Re: Core Dump with multi-threaded application...

And on the machine ,where is works ,

(gdb) b main
Breakpoint 1 at 0x36f4: file test.cpp, line 29 from /test/TestStaticString.
(gdb) r
Starting program: /test/TestStaticString
warning: Load module /usr/local/lib/libstdc++.sl.6 has been stripped


Breakpoint 1, main () at test.cpp:29
29 static1* s = new static1();
(gdb) p static1::name
$1 = {static npos = ,
_M_dataplus = {> = {> = {}, },
_M_p = 0x40004aec "sanjay"}}
(gdb) p static1::surname
$2 = {static npos = ,
_M_dataplus = {> = {> = {}, },
_M_p = 0x40004b14 "sutar"}}
(gdb)


So its for sure that the static variables are not initilized.

>>If you are correct that these string >>variable are never runtime initialized, >>you have found a g++ problem

Then I wonder ,how this works on some other machine


>>Why don't you point to where it is different? libstdc++.sl.6 & libgcc_s.sl?

I tried hard to link with my version of both files , but every time the linker links with libstdc++ and libgcc form /usr/local/lib :(



Sanjay Sutar
Frequent Advisor

Re: Core Dump with multi-threaded application...

Thanks for your help Dennis ,
I am going to post this on langauage forum...

Dennis Handly
Acclaimed Contributor

Re: Core Dump with multi-threaded application...

>>Why don't you point to where it is different? libstdc++.sl.6 & libgcc_s.sl?

>I tried hard to link with my version of both files , but every time the linker links with libstdc++ and libgcc from /usr/local/lib :(

(By point, I meant add a comment saying "look here <<<".)

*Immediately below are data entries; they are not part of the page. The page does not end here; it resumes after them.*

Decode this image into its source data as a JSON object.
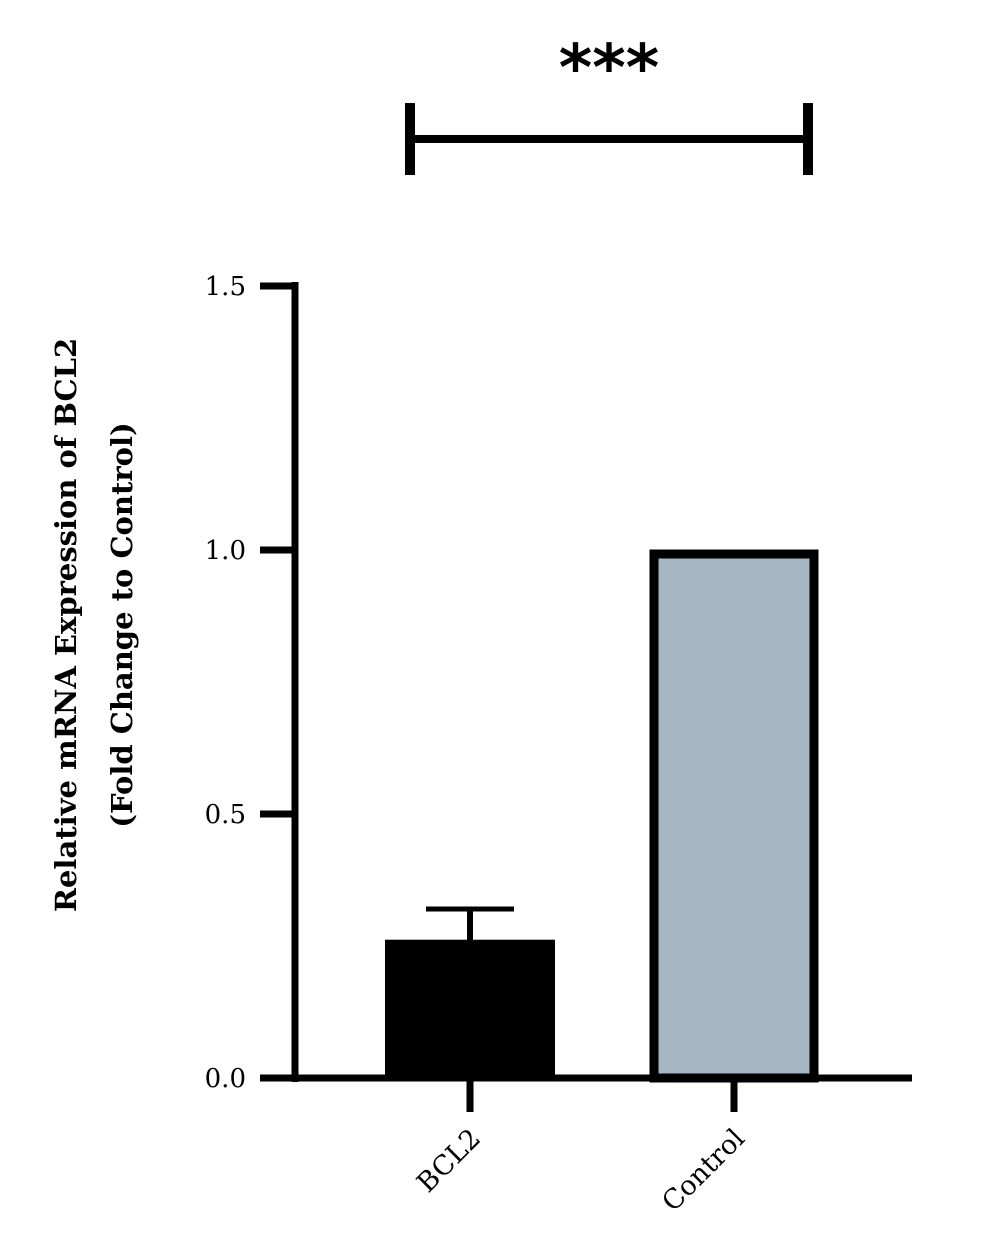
{
  "chart_data": {
    "type": "bar",
    "categories": [
      "BCL2",
      "Control"
    ],
    "values": [
      0.26,
      1.0
    ],
    "errors": [
      0.06,
      0
    ],
    "ylabel_line1": "Relative mRNA Expression of BCL2",
    "ylabel_line2": "(Fold Change to Control)",
    "ylim": [
      0,
      1.5
    ],
    "yticks": [
      "0.0",
      "0.5",
      "1.0",
      "1.5"
    ],
    "significance": "***",
    "bar_colors": [
      "#000000",
      "#a4b5c3"
    ],
    "grid": false
  }
}
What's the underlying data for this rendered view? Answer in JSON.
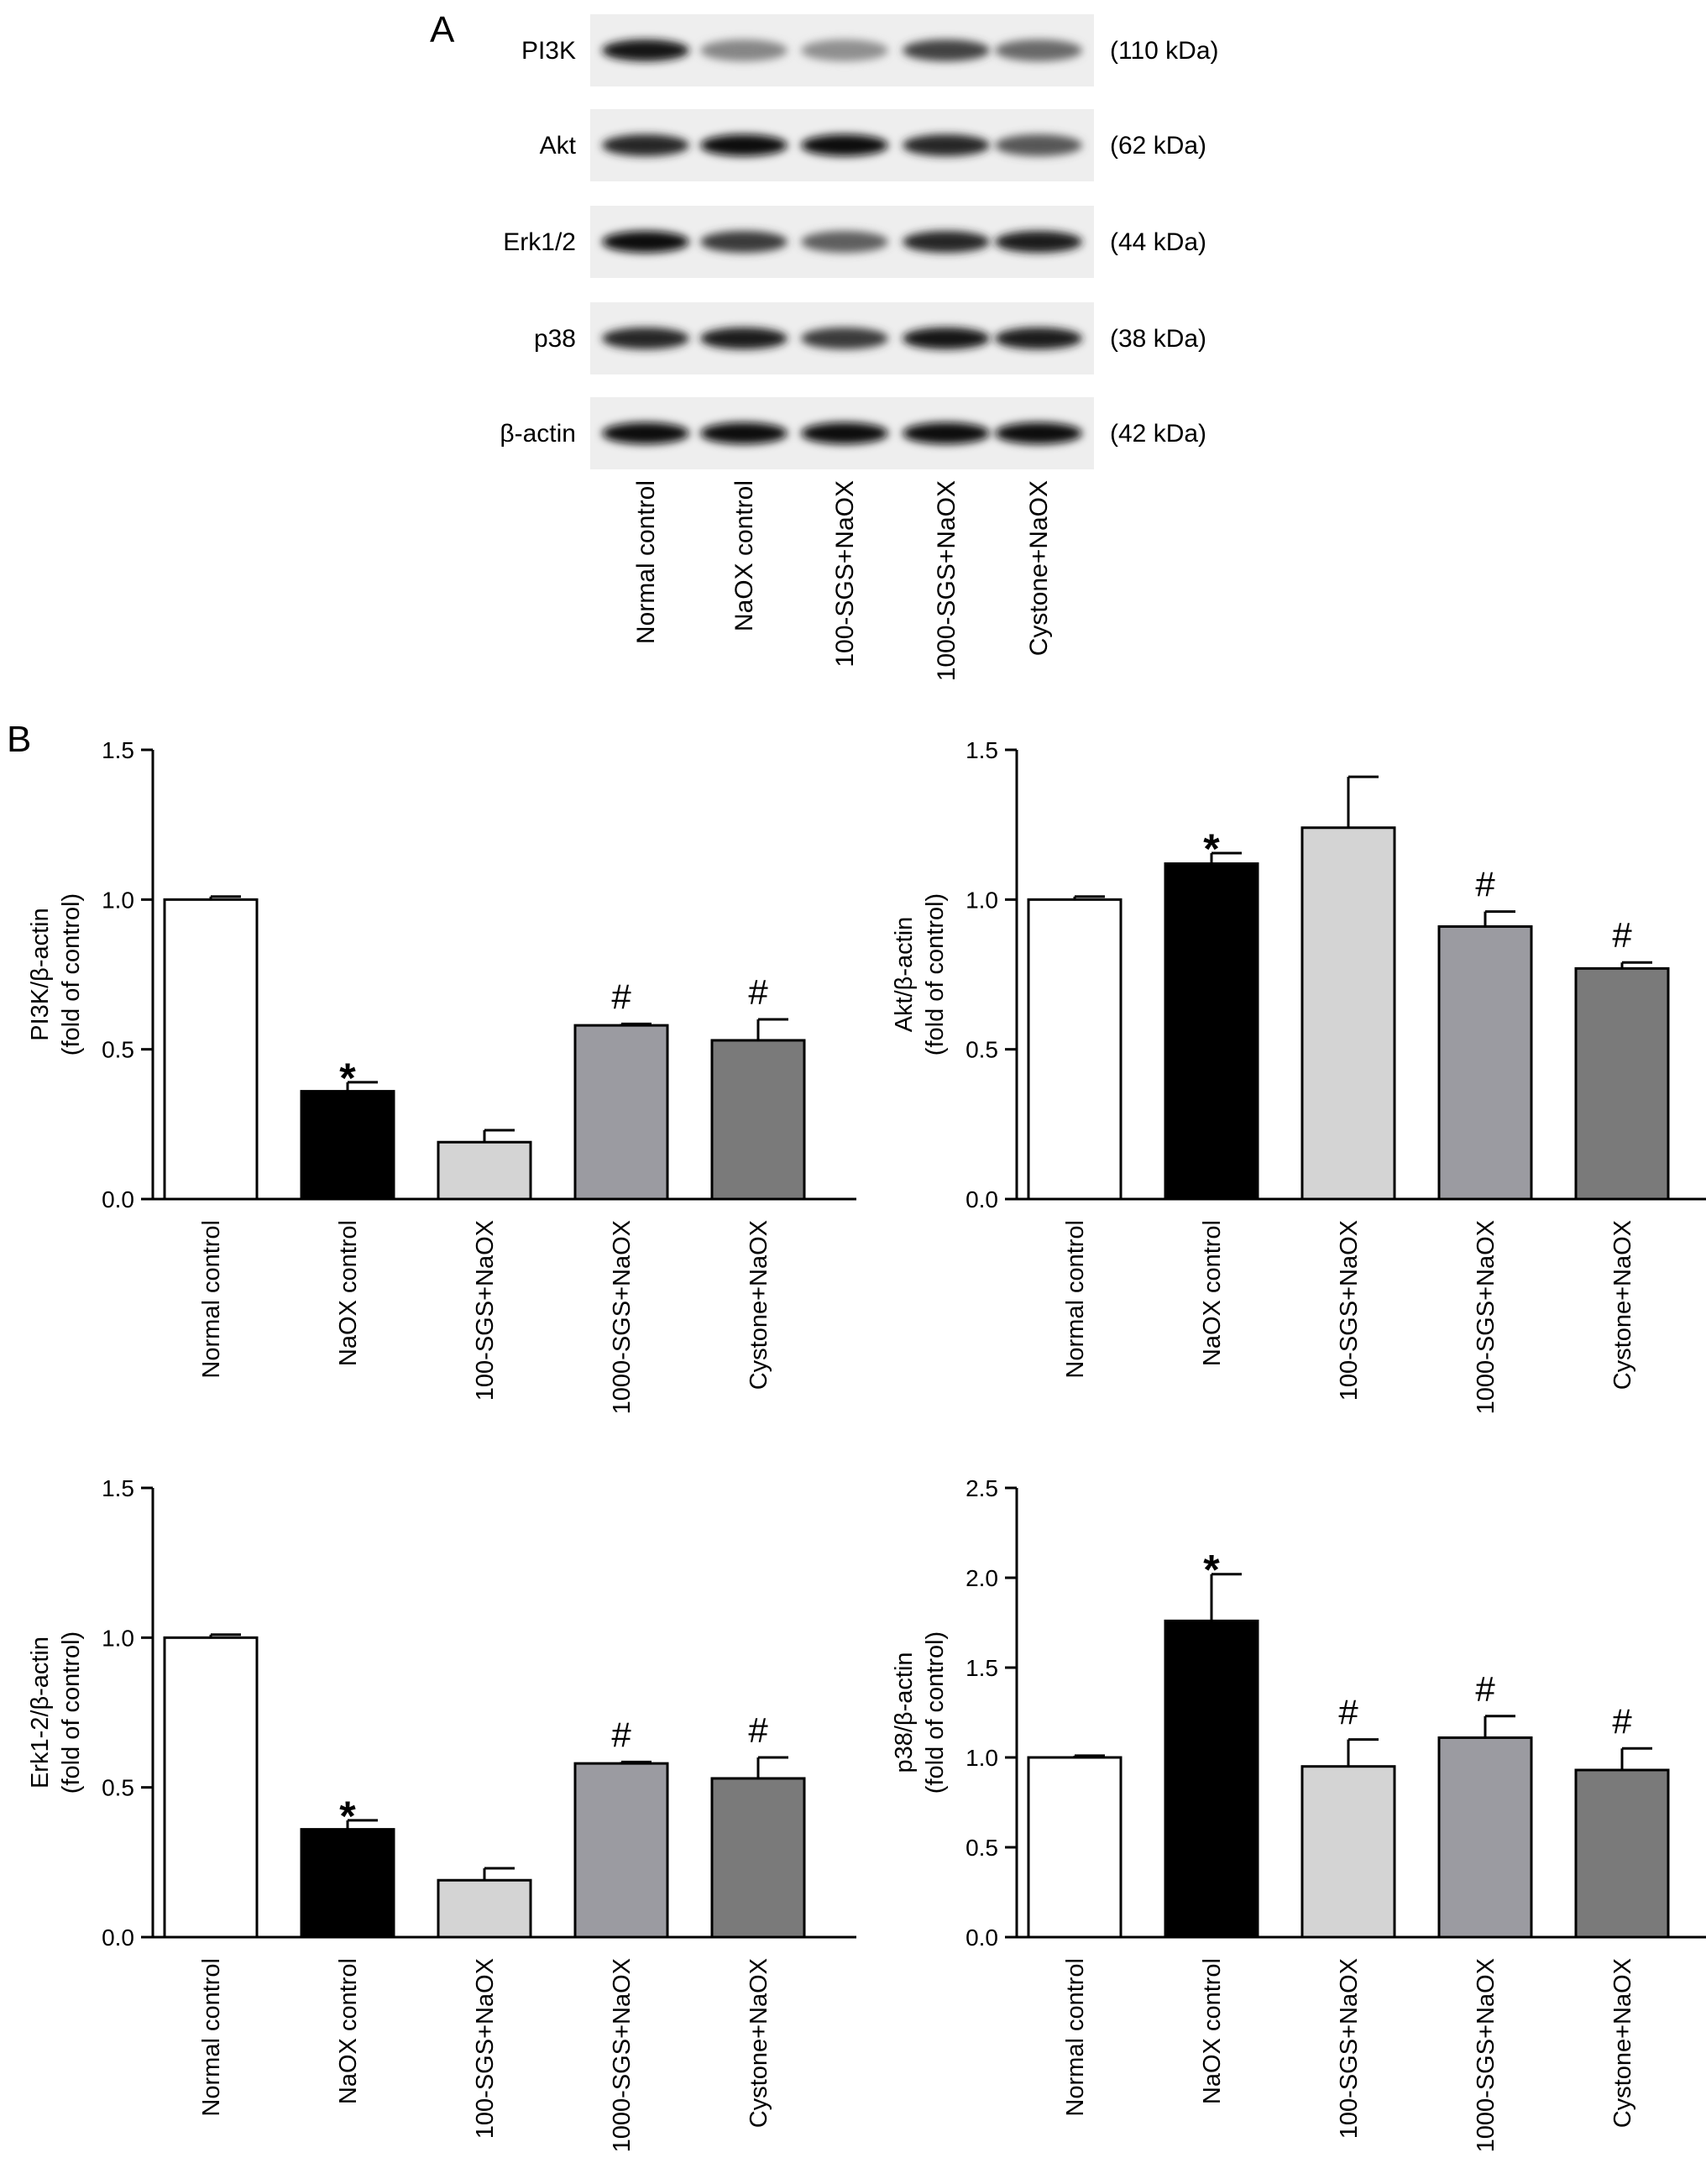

You can use chatr(1) to see what the paths are. If you embed a path, it can point to somewhere different. And you can also use SHLIB_PATH to change it.

>I am going to post this on langauage forum...

I talked with our expert here and he didn't recall any static init errors lately. I sent him a pointer to this thread.